Doña Camila intuía que algo raro le pasaba a Miriam.
Pero parecía que sus hijos vivían en otro mundo. Así había sido con Roberto, con Eva y con Miriam. Incluso notaba que Aurora se alejaba cada día que pasaba un poco más de ella. Doña Camila no había conocido a sus padres. Su madre se ocupaba de su manuntención en el convento. Pero nunca fue a verla. Y su padre era un hombre de rostro difuso para su madre. Y de nombre desconocido para ella. Un hombre que apareció en la vida de su madre. La sedujo. Y siguió su camino.
Había tenido mucha suerte.
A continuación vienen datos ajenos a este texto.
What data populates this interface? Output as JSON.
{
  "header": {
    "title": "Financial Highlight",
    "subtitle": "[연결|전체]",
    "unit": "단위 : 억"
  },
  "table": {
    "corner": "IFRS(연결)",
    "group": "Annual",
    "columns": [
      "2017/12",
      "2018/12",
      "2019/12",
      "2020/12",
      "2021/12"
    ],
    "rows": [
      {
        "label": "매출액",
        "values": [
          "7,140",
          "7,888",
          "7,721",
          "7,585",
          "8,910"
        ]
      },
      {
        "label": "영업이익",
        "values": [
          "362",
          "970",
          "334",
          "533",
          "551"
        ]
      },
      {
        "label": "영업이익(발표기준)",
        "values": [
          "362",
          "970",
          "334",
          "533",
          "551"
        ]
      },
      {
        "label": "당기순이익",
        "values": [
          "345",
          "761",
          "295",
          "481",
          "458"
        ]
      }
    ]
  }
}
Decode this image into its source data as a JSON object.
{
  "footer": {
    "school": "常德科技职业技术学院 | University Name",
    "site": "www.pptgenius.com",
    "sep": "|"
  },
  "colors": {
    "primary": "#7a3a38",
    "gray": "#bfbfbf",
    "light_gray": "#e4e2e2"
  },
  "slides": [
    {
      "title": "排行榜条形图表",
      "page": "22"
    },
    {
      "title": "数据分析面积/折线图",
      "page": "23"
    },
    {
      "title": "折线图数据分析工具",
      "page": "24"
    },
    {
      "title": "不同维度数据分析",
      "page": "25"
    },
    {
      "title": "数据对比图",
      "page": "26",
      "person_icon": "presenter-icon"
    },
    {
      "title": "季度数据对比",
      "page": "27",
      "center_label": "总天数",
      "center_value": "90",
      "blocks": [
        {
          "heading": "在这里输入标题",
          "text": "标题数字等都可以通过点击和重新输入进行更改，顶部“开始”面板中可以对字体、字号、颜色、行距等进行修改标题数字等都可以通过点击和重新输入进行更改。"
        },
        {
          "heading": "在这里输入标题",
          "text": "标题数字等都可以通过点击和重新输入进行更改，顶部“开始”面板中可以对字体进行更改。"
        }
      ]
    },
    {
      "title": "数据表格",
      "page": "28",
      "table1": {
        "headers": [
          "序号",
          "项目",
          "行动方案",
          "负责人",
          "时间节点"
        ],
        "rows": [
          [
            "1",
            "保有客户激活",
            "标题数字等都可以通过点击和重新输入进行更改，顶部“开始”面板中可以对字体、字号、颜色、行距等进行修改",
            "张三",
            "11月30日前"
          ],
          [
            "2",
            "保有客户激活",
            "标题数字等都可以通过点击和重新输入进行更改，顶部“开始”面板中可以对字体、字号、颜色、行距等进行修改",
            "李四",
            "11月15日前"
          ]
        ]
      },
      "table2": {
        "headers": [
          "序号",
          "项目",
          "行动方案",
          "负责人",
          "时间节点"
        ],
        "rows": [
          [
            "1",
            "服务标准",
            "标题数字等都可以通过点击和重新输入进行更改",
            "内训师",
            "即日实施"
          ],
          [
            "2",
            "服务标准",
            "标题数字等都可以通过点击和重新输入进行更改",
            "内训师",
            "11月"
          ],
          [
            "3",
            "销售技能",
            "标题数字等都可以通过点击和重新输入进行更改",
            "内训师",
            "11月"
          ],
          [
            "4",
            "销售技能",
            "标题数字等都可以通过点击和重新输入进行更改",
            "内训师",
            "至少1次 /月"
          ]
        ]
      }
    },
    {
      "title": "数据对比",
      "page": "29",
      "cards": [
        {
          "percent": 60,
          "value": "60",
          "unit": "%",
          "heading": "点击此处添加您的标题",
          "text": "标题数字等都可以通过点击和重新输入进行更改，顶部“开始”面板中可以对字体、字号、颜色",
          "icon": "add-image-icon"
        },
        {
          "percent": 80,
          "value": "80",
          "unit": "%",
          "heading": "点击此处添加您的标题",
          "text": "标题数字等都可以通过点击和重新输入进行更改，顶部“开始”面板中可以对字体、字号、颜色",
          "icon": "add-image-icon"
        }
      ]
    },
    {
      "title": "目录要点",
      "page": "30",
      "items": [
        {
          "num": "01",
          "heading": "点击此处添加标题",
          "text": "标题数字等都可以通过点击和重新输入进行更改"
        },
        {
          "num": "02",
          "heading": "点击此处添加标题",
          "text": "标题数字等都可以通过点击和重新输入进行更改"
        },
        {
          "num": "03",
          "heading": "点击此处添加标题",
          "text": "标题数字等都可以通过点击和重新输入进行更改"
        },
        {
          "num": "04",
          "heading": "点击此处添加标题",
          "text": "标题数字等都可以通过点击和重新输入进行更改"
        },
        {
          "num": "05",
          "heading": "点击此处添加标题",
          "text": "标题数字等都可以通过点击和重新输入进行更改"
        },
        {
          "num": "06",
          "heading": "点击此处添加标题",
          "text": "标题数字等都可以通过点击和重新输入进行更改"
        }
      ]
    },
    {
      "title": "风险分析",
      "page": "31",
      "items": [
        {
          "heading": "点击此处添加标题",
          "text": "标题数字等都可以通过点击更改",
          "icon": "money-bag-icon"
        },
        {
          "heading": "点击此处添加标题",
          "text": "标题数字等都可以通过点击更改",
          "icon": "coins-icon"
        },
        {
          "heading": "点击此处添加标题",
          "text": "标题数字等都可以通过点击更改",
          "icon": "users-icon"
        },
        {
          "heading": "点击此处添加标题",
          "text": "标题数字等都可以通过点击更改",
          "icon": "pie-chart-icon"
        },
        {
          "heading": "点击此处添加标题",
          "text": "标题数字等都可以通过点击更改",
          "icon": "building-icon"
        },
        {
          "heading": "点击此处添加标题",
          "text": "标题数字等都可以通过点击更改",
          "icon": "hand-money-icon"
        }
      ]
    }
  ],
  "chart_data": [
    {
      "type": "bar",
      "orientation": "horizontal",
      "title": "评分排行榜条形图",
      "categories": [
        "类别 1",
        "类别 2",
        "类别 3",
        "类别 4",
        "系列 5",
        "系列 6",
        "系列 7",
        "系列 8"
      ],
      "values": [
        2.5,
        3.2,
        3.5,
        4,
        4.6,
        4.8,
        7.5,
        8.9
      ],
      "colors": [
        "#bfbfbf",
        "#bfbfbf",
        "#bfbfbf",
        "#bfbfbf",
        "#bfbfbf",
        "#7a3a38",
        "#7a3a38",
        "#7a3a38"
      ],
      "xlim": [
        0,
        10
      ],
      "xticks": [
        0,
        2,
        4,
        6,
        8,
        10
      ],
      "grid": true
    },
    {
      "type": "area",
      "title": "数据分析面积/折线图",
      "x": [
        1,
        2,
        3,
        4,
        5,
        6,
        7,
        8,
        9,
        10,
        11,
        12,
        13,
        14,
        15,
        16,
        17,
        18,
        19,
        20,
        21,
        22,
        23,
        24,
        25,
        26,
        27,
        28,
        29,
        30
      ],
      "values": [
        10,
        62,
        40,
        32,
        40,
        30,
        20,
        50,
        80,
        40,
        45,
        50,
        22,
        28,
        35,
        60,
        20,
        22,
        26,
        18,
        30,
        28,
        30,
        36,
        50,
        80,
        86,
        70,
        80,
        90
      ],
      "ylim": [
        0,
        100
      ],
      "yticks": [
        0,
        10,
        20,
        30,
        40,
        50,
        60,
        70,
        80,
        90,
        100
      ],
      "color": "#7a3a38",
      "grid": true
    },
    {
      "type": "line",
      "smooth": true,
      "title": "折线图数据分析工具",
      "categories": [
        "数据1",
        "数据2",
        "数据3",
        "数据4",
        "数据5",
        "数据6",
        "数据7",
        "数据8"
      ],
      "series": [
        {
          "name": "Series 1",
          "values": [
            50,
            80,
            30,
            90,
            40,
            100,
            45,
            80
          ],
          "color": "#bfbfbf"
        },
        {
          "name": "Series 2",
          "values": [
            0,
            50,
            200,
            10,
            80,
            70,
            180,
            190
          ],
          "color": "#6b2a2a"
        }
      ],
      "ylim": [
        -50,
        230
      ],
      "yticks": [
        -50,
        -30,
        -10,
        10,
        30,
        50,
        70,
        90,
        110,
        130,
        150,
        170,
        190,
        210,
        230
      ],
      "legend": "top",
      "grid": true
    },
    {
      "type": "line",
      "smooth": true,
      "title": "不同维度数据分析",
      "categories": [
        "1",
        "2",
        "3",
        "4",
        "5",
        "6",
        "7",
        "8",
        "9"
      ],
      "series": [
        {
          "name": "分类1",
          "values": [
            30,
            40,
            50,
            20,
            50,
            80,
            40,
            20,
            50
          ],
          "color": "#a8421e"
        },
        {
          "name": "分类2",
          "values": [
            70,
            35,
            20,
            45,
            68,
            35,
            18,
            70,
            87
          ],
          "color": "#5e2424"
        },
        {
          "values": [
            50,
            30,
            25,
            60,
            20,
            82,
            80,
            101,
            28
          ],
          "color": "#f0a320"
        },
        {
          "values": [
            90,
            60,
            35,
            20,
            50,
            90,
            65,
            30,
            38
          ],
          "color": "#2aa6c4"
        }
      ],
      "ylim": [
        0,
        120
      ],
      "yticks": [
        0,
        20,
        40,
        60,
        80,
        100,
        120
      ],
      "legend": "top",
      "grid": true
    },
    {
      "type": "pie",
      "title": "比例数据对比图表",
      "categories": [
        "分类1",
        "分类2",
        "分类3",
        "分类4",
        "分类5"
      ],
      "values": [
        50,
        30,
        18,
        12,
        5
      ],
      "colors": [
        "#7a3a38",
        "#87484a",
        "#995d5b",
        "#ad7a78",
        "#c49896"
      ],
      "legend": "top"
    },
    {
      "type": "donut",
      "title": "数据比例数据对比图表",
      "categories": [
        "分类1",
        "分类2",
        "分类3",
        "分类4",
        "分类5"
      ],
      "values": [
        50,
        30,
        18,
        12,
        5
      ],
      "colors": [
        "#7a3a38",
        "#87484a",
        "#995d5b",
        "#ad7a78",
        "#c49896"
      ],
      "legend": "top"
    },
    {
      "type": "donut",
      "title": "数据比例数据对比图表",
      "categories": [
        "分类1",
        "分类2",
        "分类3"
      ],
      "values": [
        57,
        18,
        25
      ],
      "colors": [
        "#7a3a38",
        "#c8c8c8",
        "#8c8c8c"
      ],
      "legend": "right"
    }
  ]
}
Pero sus hijos no tenían tanta suerte. Eva había protagonizado el mayor escándalo de la historia de la ciudad. Y Roberto parecía que no acertaba a encontrar el amor. Mientras, Miriam y Aurora se estaban consumiendo en vida. Y doña Camila se sentía impotente al no poder ayudarlas.
Esto era lo que pensaba todas las tardes mientras rezaba el rosario.